Et si les femmes dans la Saga de films n’ont pas un rôle plus actif (faute de Spider-Women), Marisa Tomei prend sur ses épaules toute la symbolique dramatique d’une manière inespérée – serait-elle le double de la productrice Amy Pascal ?
Bref, il s’agit d’une sorte de suite générale, permettant d’aller plus loin que ce dans quoi nos revenants étaient circonscrits avant, avec également des décisions radicales et violentes en ligne de mire.
Mais aussi une obsession de complémentarité scénaristique tout à fait geek, verbalisée dans le film de manière un peu ambiguë en tant que « Rectification ». Avec comme parti pris l’analyse des actes et manques passés dans les anciens films (dont le problème de l’identité pas toujours assez secrète de Peter), sous le prisme d’une moralité et d’un humanisme plus concret, réaffirmant de façon encore plus forte à quel point Peter Parker a bel et bien un très grand cœur même si ça ne lui porte pas toujours chance – à moins qu’il ne s’agisse d’un comportement obsessionnel de sa part ?

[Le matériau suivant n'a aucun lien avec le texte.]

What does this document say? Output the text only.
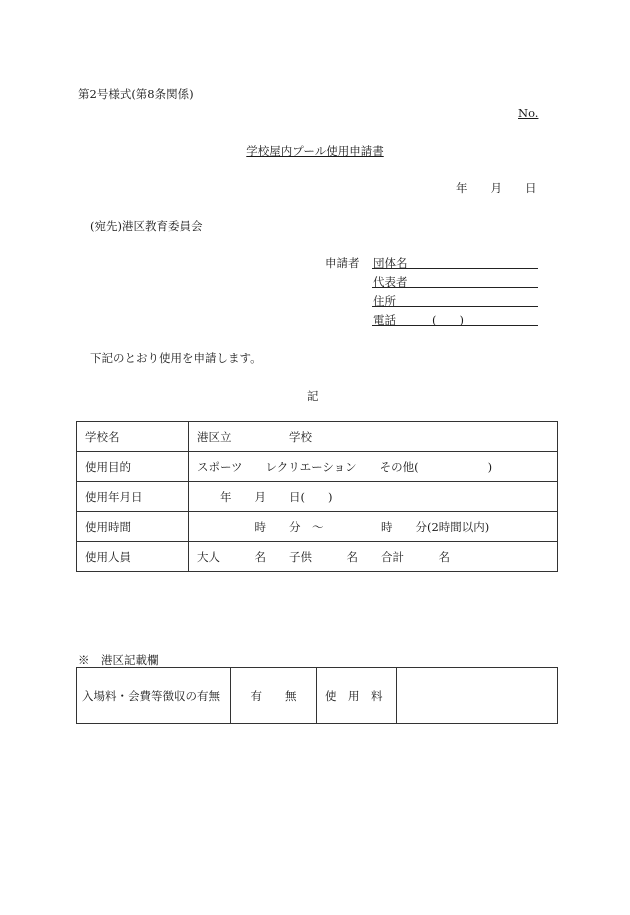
第2号様式(第8条関係)
No.
学校屋内プール使用申請書
年　　月　　日
(宛先)港区教育委員会
申請者 団体名
代表者
住所
電話	(　　)
下記のとおり使用を申請します。
記
学校名	港区立　　　　　学校
使用目的	スポーツ　　レクリエーション　　その他(　　　　　　)
使用年月日	　　年　　月　　日(　　)
使用時間	　　　　　時　　分　～　　　　　時　　分(2時間以内)
使用人員	大人　　　名　　子供　　　名　　合計　　　名
※　港区記載欄
入場料・会費等徴収の有無	有　　無	使　用　料	
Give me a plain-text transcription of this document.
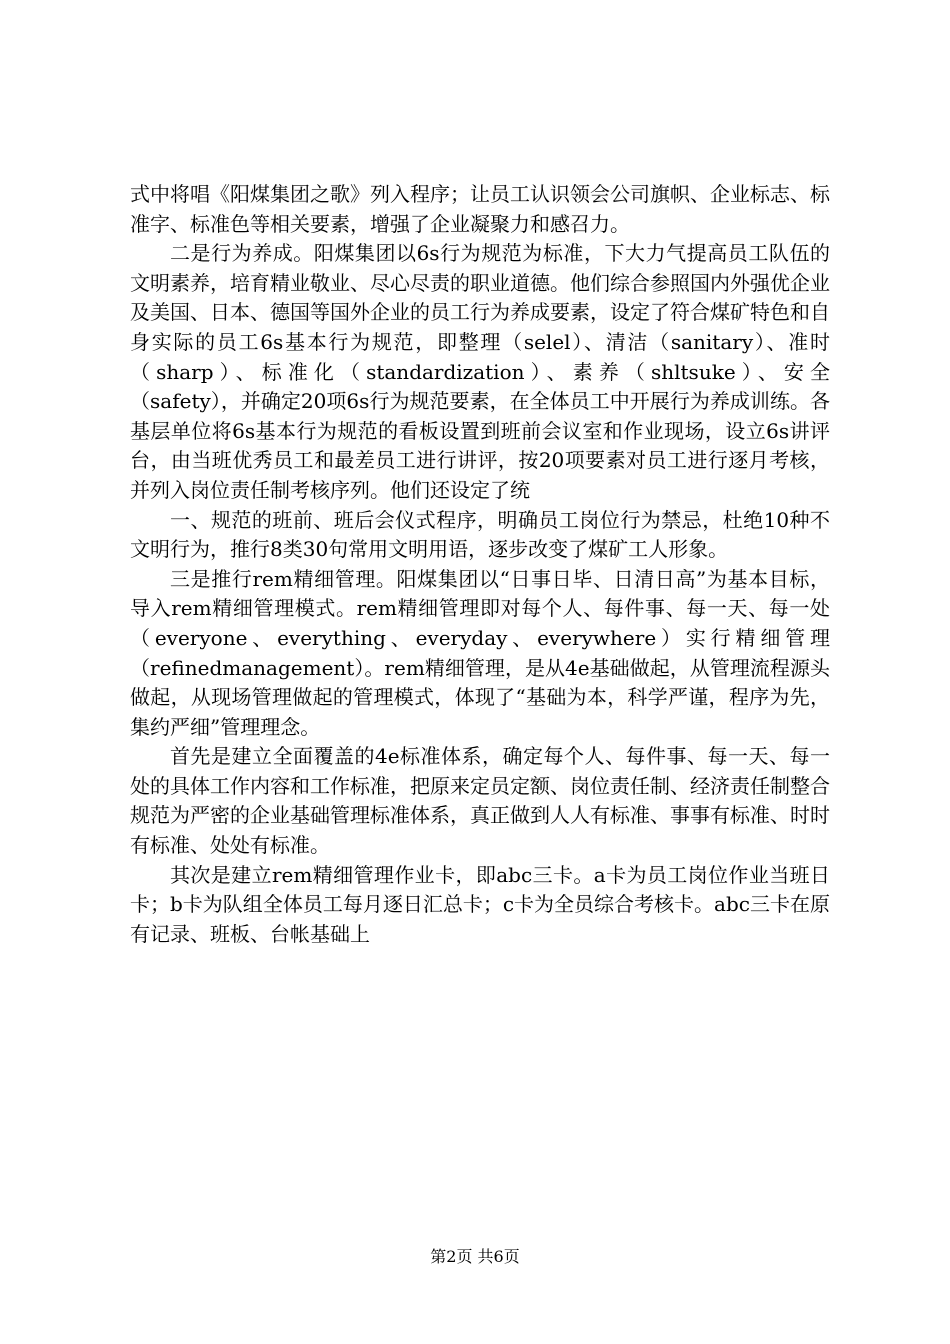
式中将唱《阳煤集团之歌》列入程序；让员工认识领会公司旗帜、企业标志、标准字、标准色等相关要素，增强了企业凝聚力和感召力。

二是行为养成。阳煤集团以6s行为规范为标准，下大力气提高员工队伍的文明素养，培育精业敬业、尽心尽责的职业道德。他们综合参照国内外强优企业及美国、日本、德国等国外企业的员工行为养成要素，设定了符合煤矿特色和自身实际的员工6s基本行为规范，即整理（selel）、清洁（sanitary）、准时（sharp）、标准化（standardization）、素养（shltsuke）、安全（safety），并确定20项6s行为规范要素，在全体员工中开展行为养成训练。各基层单位将6s基本行为规范的看板设置到班前会议室和作业现场，设立6s讲评台，由当班优秀员工和最差员工进行讲评，按20项要素对员工进行逐月考核，并列入岗位责任制考核序列。他们还设定了统

一、规范的班前、班后会仪式程序，明确员工岗位行为禁忌，杜绝10种不文明行为，推行8类30句常用文明用语，逐步改变了煤矿工人形象。

三是推行rem精细管理。阳煤集团以“日事日毕、日清日高”为基本目标，导入rem精细管理模式。rem精细管理即对每个人、每件事、每一天、每一处（everyone、everything、everyday、everywhere）实行精细管理（refinedmanagement）。rem精细管理，是从4e基础做起，从管理流程源头做起，从现场管理做起的管理模式，体现了“基础为本，科学严谨，程序为先，集约严细”管理理念。

首先是建立全面覆盖的4e标准体系，确定每个人、每件事、每一天、每一处的具体工作内容和工作标准，把原来定员定额、岗位责任制、经济责任制整合规范为严密的企业基础管理标准体系，真正做到人人有标准、事事有标准、时时有标准、处处有标准。

其次是建立rem精细管理作业卡，即abc三卡。a卡为员工岗位作业当班日卡；b卡为队组全体员工每月逐日汇总卡；c卡为全员综合考核卡。abc三卡在原有记录、班板、台帐基础上

第2页 共6页
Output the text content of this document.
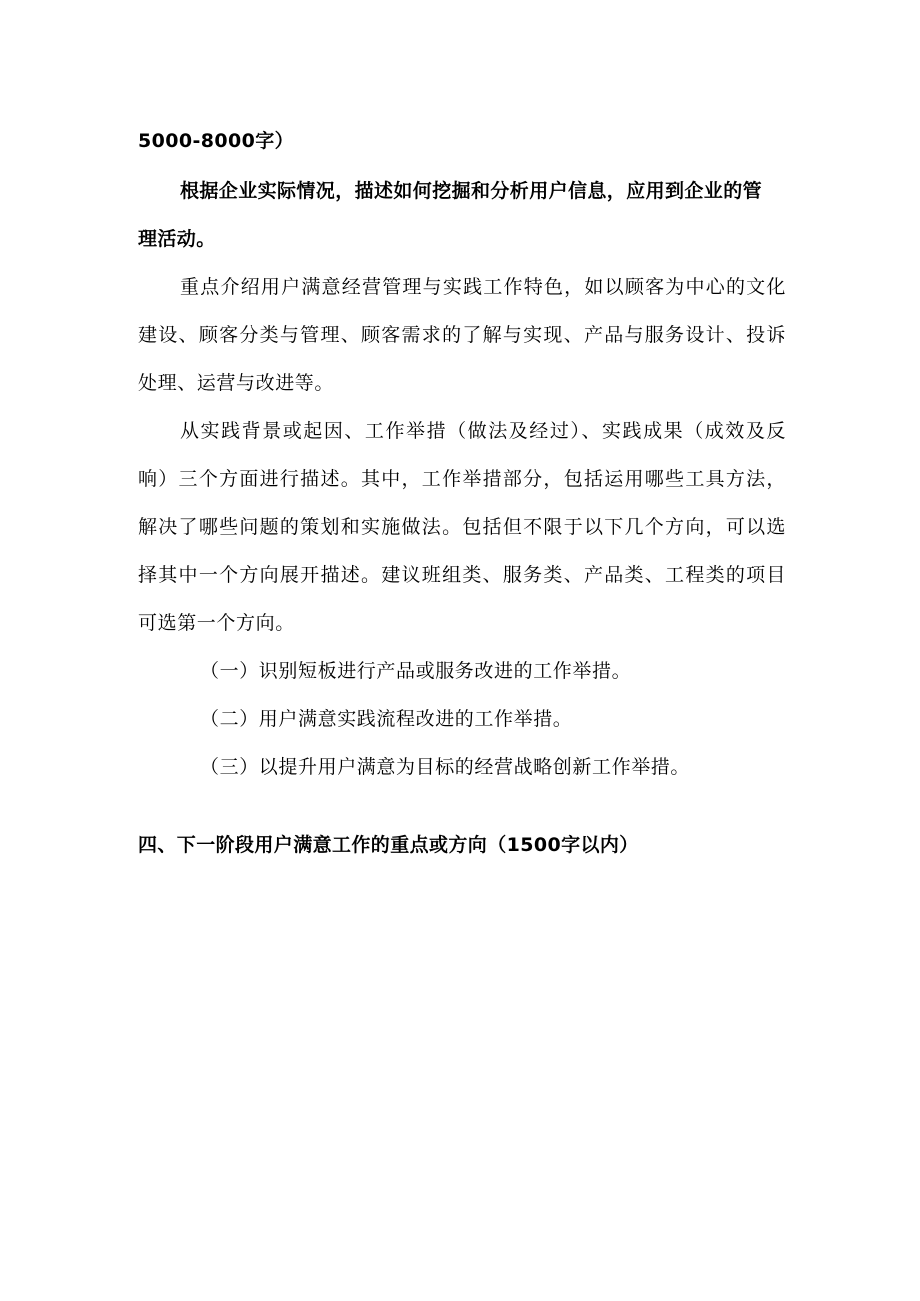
5000-8000字）
根据企业实际情况，描述如何挖掘和分析用户信息，应用到企业的管
理活动。
重点介绍用户满意经营管理与实践工作特色，如以顾客为中心的文化
建设、顾客分类与管理、顾客需求的了解与实现、产品与服务设计、投诉
处理、运营与改进等。
从实践背景或起因、工作举措（做法及经过）、实践成果（成效及反
响）三个方面进行描述。其中，工作举措部分，包括运用哪些工具方法，
解决了哪些问题的策划和实施做法。包括但不限于以下几个方向，可以选
择其中一个方向展开描述。建议班组类、服务类、产品类、工程类的项目
可选第一个方向。
（一）识别短板进行产品或服务改进的工作举措。
（二）用户满意实践流程改进的工作举措。
（三）以提升用户满意为目标的经营战略创新工作举措。
四、下一阶段用户满意工作的重点或方向（1500字以内）
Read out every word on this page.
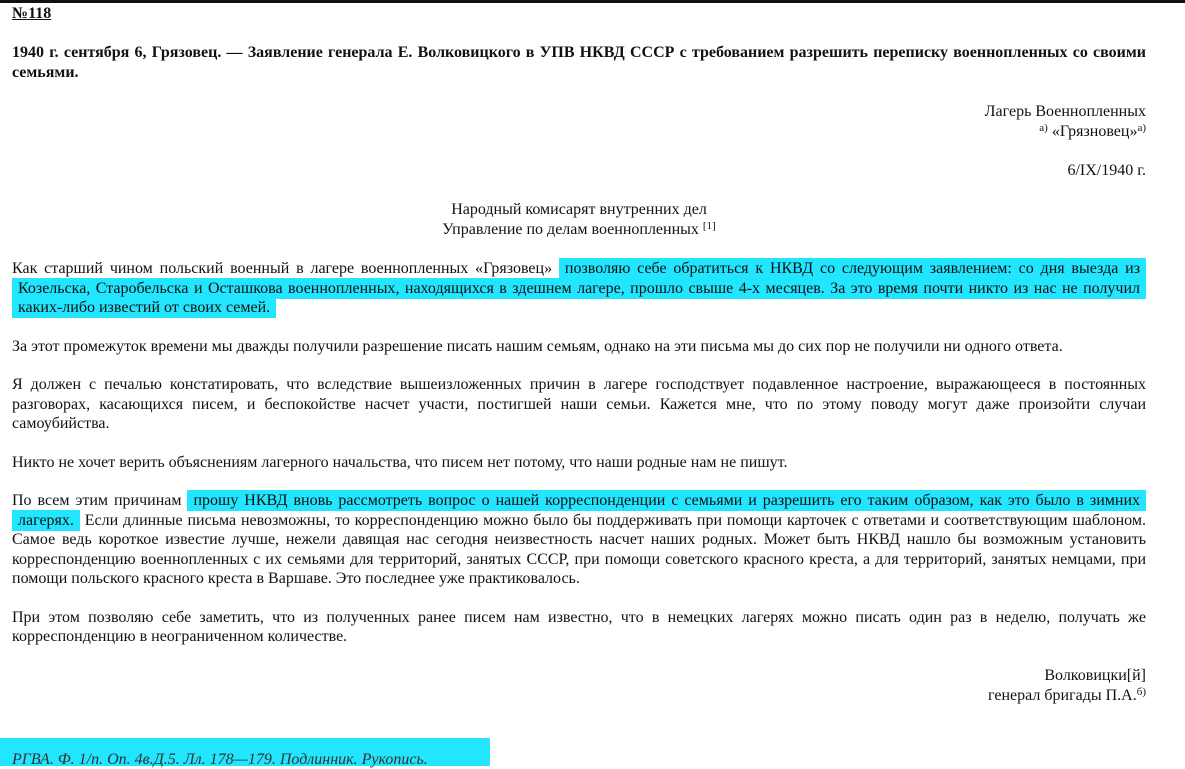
№118

1940 г. сентября 6, Грязовец. — Заявление генерала Е. Волковицкого в УПВ НКВД СССР с требованием разрешить переписку военнопленных со своими семьями.

Лагерь Военнопленных

$^{а)}$ «Грязновец»$^{а)}$

6/IX/1940 г.

Народный комисарят внутренних дел

Управление по делам военнопленных [1]

Как старший чином польский военный в лагере военнопленных «Грязовец» позволяю себе обратиться к НКВД со следующим заявлением: со дня выезда из Козельска, Старобельска и Осташкова военнопленных, находящихся в здешнем лагере, прошло свыше 4-х месяцев. За это время почти никто из нас не получил каких-либо известий от своих семей.

За этот промежуток времени мы дважды получили разрешение писать нашим семьям, однако на эти письма мы до сих пор не получили ни одного ответа.

Я должен с печалью констатировать, что вследствие вышеизложенных причин в лагере господствует подавленное настроение, выражающееся в постоянных разговорах, касающихся писем, и беспокойстве насчет участи, постигшей наши семьи. Кажется мне, что по этому поводу могут даже произойти случаи самоубийства.

Никто не хочет верить объяснениям лагерного начальства, что писем нет потому, что наши родные нам не пишут.

По всем этим причинам прошу НКВД вновь рассмотреть вопрос о нашей корреспонденции с семьями и разрешить его таким образом, как это было в зимних лагерях. Если длинные письма невозможны, то корреспонденцию можно было бы поддерживать при помощи карточек с ответами и соответствующим шаблоном. Самое ведь короткое известие лучше, нежели давящая нас сегодня неизвестность насчет наших родных. Может быть НКВД нашло бы возможным установить корреспонденцию военнопленных с их семьями для территорий, занятых СССР, при помощи советского красного креста, а для территорий, занятых немцами, при помощи польского красного креста в Варшаве. Это последнее уже практиковалось.

При этом позволяю себе заметить, что из полученных ранее писем нам известно, что в немецких лагерях можно писать один раз в неделю, получать же корреспонденцию в неограниченном количестве.

Волковицки[й]

генерал бригады П.А.$^{б)}$

РГВА. Ф. 1/п. Оп. 4в.Д.5. Лл. 178—179. Подлинник. Рукопись.
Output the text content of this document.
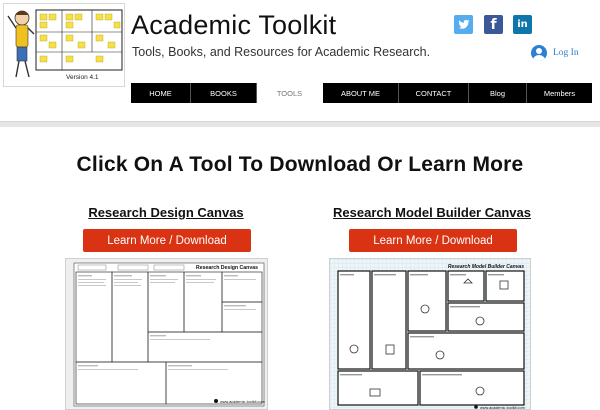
Version 4.1
Academic Toolkit
Tools, Books, and Resources for Academic Research.
f in
Log In
HOME	BOOKS	TOOLS	ABOUT ME	CONTACT	Blog	Members
Click On A Tool To Download Or Learn More
Research Design Canvas
Learn More / Download
Research Model Builder Canvas
Learn More / Download
Research Design Canvas
www.academic-toolkit.com
Research Model Builder Canvas
www.academic-toolkit.com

Également sous le prisme d’une écriture moderne ayant accumulée les détails, les expériences ainsi que les interrogations – pour mieux en laisser de nouvelles, à la fin.
Car chaques solutions dans ces films entraînent continuellement des conséquences futures.
Sisyphéen, toujours.
Les moments terribles sont toujours présents, imprimants une amertume qui reste une constance régulière dans l’identité de Spider-Man.
Cela laissera aussi l’impression d’avoir tourné autour du MCU pendant 5 ans, pour mieux revenir aux bases dramatiques et modestes, comme si ça avait été jusque-là une longue Origin Story.
Et ça a été du bon divertissement, de la joie, de l’émotion, de la gravité, sans être pesant.